During these discussions, both Spokes and Amy Lord ’88, a parent of a member of the Class of 2023, noted that peer universities like Colby College had repurposed their college-owned hotels for student use to address similar deficits in the number of available beds. The majority of the group’s ideas were dismissed by the College, Spokes said.
“While Dartmouth is not unique in having a housing crisis, Dartmouth seems to be unique in that they seem to be saying no to every alternative that some very creative parents have spent time producing,” she added.
In response to the housing crisis, some of the parents in the group have taken matters into their own hands by researching other housing options.
Klaas contacted multiple modular housing companies, including Vesta Modular and Stallion Rents, to inquire about what the process and costs would be for the College to use their services to avert the current housing shortage.
“When you look at the costs involved in renting the units, they are extremely economical,” Klaas said. “Most of the costs are bringing in and removing the units. Once on site, they are inexpensive to maintain.”
Klaas also said that, on top of the potential economic benefits and relative cost, there is a precedent for this approach. Peer institutions such as Tufts University and Emory University, he said, have both contracted with the businesses he contacted during the pandemic for housing and classroom-related reasons.
Klaas said that Dartmouth has “been very quiet,” since he submitted the proposal for temporary housing.
“When you do hear back, there is always a reason why something can’t be done or that it is being worked on,” Klaas said.

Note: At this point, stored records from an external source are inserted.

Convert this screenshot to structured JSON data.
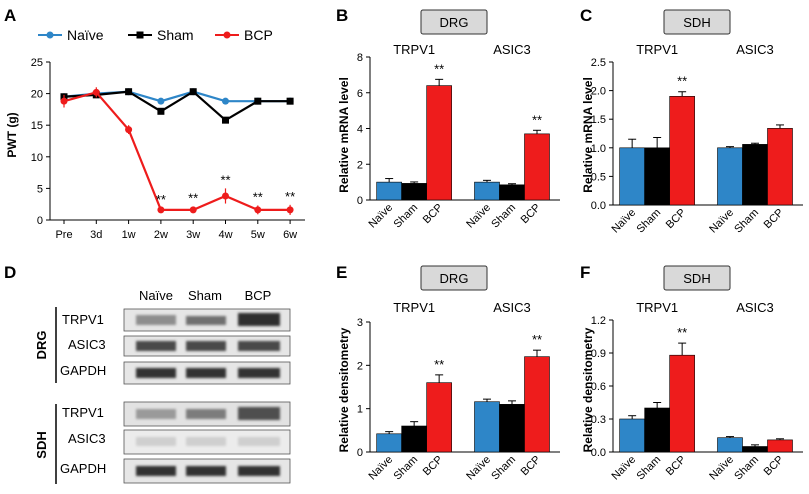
{
  "colors": {
    "naive": "#2e86c8",
    "sham": "#000000",
    "bcp": "#ee1c1c",
    "box": "#d9d9d9"
  },
  "panel_labels": {
    "a": "A",
    "b": "B",
    "c": "C",
    "d": "D",
    "e": "E",
    "f": "F"
  },
  "chart_data": [
    {
      "id": "A",
      "type": "line",
      "ylabel": "PWT (g)",
      "xlabel": "",
      "categories": [
        "Pre",
        "3d",
        "1w",
        "2w",
        "3w",
        "4w",
        "5w",
        "6w"
      ],
      "ylim": [
        0,
        25
      ],
      "yticks": [
        "0",
        "5",
        "10",
        "15",
        "20",
        "25"
      ],
      "legend": [
        "Naïve",
        "Sham",
        "BCP"
      ],
      "series": [
        {
          "name": "Naïve",
          "key": "naive",
          "values": [
            19.5,
            20.0,
            20.3,
            18.8,
            20.3,
            18.8,
            18.8,
            18.8
          ]
        },
        {
          "name": "Sham",
          "key": "sham",
          "values": [
            19.5,
            19.8,
            20.3,
            17.2,
            20.3,
            15.8,
            18.8,
            18.8
          ]
        },
        {
          "name": "BCP",
          "key": "bcp",
          "values": [
            18.8,
            20.2,
            14.3,
            1.6,
            1.6,
            3.8,
            1.6,
            1.6
          ],
          "errors": [
            1.0,
            0.8,
            0.7,
            0.3,
            0.5,
            1.2,
            0.7,
            0.8
          ]
        }
      ],
      "annotations": {
        "marker": "**",
        "at": [
          3,
          4,
          5,
          6,
          7
        ]
      }
    },
    {
      "id": "B",
      "type": "bar",
      "title": "DRG",
      "ylabel": "Relative mRNA level",
      "ylim": [
        0,
        8
      ],
      "yticks": [
        "0",
        "2",
        "4",
        "6",
        "8"
      ],
      "groups": [
        "TRPV1",
        "ASIC3"
      ],
      "categories": [
        "Naïve",
        "Sham",
        "BCP"
      ],
      "values": [
        [
          1.0,
          0.93,
          6.4
        ],
        [
          1.0,
          0.85,
          3.7
        ]
      ],
      "errors": [
        [
          0.2,
          0.08,
          0.35
        ],
        [
          0.1,
          0.06,
          0.2
        ]
      ],
      "annotation": "**"
    },
    {
      "id": "C",
      "type": "bar",
      "title": "SDH",
      "ylabel": "Relative mRNA level",
      "ylim": [
        0,
        2.5
      ],
      "yticks": [
        "0.0",
        "0.5",
        "1.0",
        "1.5",
        "2.0",
        "2.5"
      ],
      "groups": [
        "TRPV1",
        "ASIC3"
      ],
      "categories": [
        "Naïve",
        "Sham",
        "BCP"
      ],
      "values": [
        [
          1.0,
          1.0,
          1.9
        ],
        [
          1.0,
          1.06,
          1.34
        ]
      ],
      "errors": [
        [
          0.15,
          0.18,
          0.08
        ],
        [
          0.02,
          0.02,
          0.06
        ]
      ],
      "annotation": "**"
    },
    {
      "id": "E",
      "type": "bar",
      "title": "DRG",
      "ylabel": "Relative densitometry",
      "ylim": [
        0,
        3
      ],
      "yticks": [
        "0",
        "1",
        "2",
        "3"
      ],
      "groups": [
        "TRPV1",
        "ASIC3"
      ],
      "categories": [
        "Naïve",
        "Sham",
        "BCP"
      ],
      "values": [
        [
          0.42,
          0.6,
          1.6
        ],
        [
          1.16,
          1.1,
          2.2
        ]
      ],
      "errors": [
        [
          0.05,
          0.1,
          0.18
        ],
        [
          0.06,
          0.08,
          0.15
        ]
      ],
      "annotation": "**"
    },
    {
      "id": "F",
      "type": "bar",
      "title": "SDH",
      "ylabel": "Relative densitometry",
      "ylim": [
        0,
        1.2
      ],
      "yticks": [
        "0.0",
        "0.3",
        "0.6",
        "0.9",
        "1.2"
      ],
      "groups": [
        "TRPV1",
        "ASIC3"
      ],
      "categories": [
        "Naïve",
        "Sham",
        "BCP"
      ],
      "values": [
        [
          0.3,
          0.4,
          0.88
        ],
        [
          0.13,
          0.05,
          0.11
        ]
      ],
      "errors": [
        [
          0.03,
          0.05,
          0.11
        ],
        [
          0.01,
          0.015,
          0.01
        ]
      ],
      "annotation": "**"
    }
  ],
  "blot": {
    "columns": [
      "Naïve",
      "Sham",
      "BCP"
    ],
    "groups": [
      {
        "name": "DRG",
        "rows": [
          "TRPV1",
          "ASIC3",
          "GAPDH"
        ]
      },
      {
        "name": "SDH",
        "rows": [
          "TRPV1",
          "ASIC3",
          "GAPDH"
        ]
      }
    ]
  }
}
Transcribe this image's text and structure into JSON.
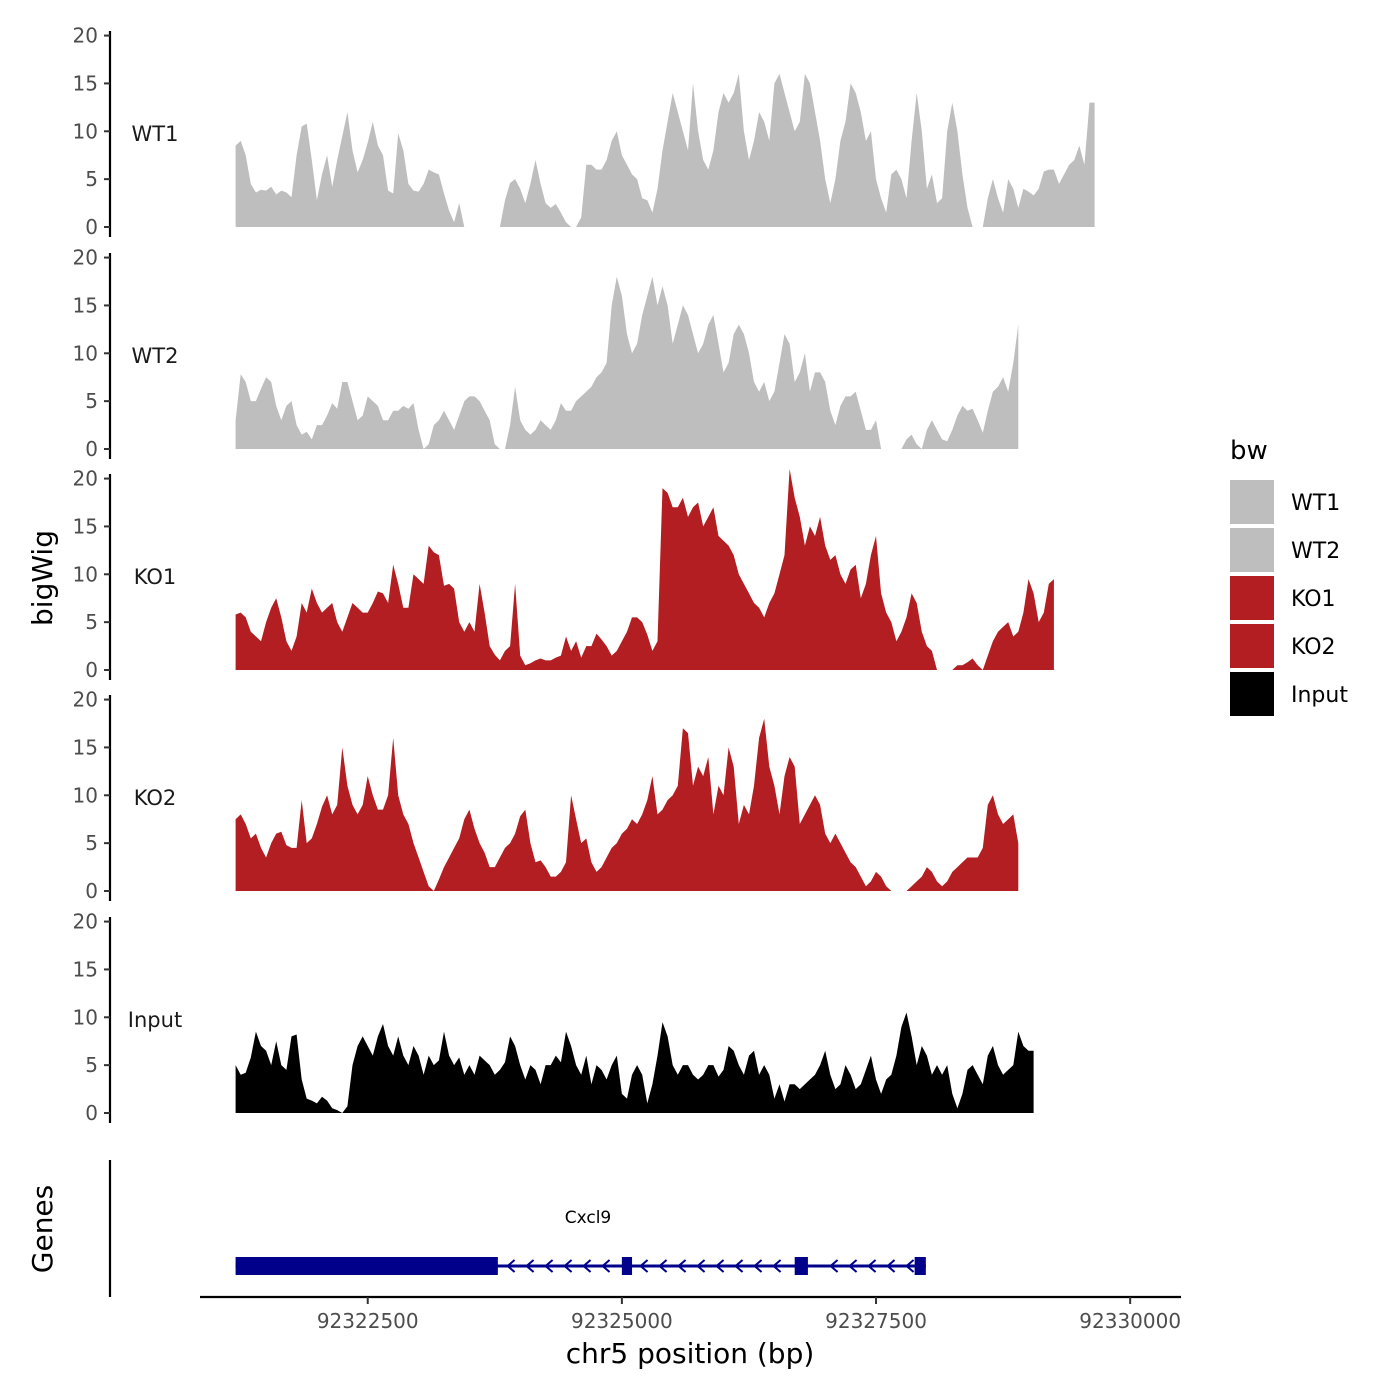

For example, Klaas said that when he initially submitted the proposal, it was immediately denied due to a lack of sprinklers in the blueprints for the housing units. Klaas responded that sprinklers could be easily added, but said that he had not yet received a response from the administration as of August 3.
“Dartmouth has had ample time and opportunity to resolve the housing shortage, but as each day passes the solution will require more resources to solve,” Klaas said.
Hanover town manager Julia Griffin said that while the town has discussed modular housing with the College, it is an improbable option.
“Between the code restrictions and the long lead time to acquire this sort of housing, it is highly unlikely the College or anyone else can move quickly enough to respond to the challenges this fall,” Griffin said.
Lord said that the current housing crisis has also underscored other long-term issues that impact both the College and the local community.
“We’re also concerned about the effect that students scrambling for off-campus housing in the Upper Valley has on affordable housing for people who live in the Upper Valley and are just trying to make a living,” she said.
Griffin echoed Lord’s concerns, adding that the combined shortage of student housing and the overall housing shortage in the Upper Valley is equal to approximately 10,000 units.
“[This shortage] results in unrealistically high rental prices — and often for fairly substandard, less-than-well maintained housing,” Griffin said.
All three parents and Griffin said that progress must be made on new dorms so that the College does not see further housing shortages in the future.
“One first very important step would be for the College to build a minimum of 600 additional [dorm rooms] and for the vast preponderance of Dartmouth students, both undergraduate and graduate students, to be provided housing in College-owned units, properly constructed and maintained,” Griffin said. “If the College built sufficient housing for all of its students, that would likely free up well over 1,500 housing units for others in need of housing, including staff who work for Dartmouth and [Dartmouth Hitchcock Medical Center].”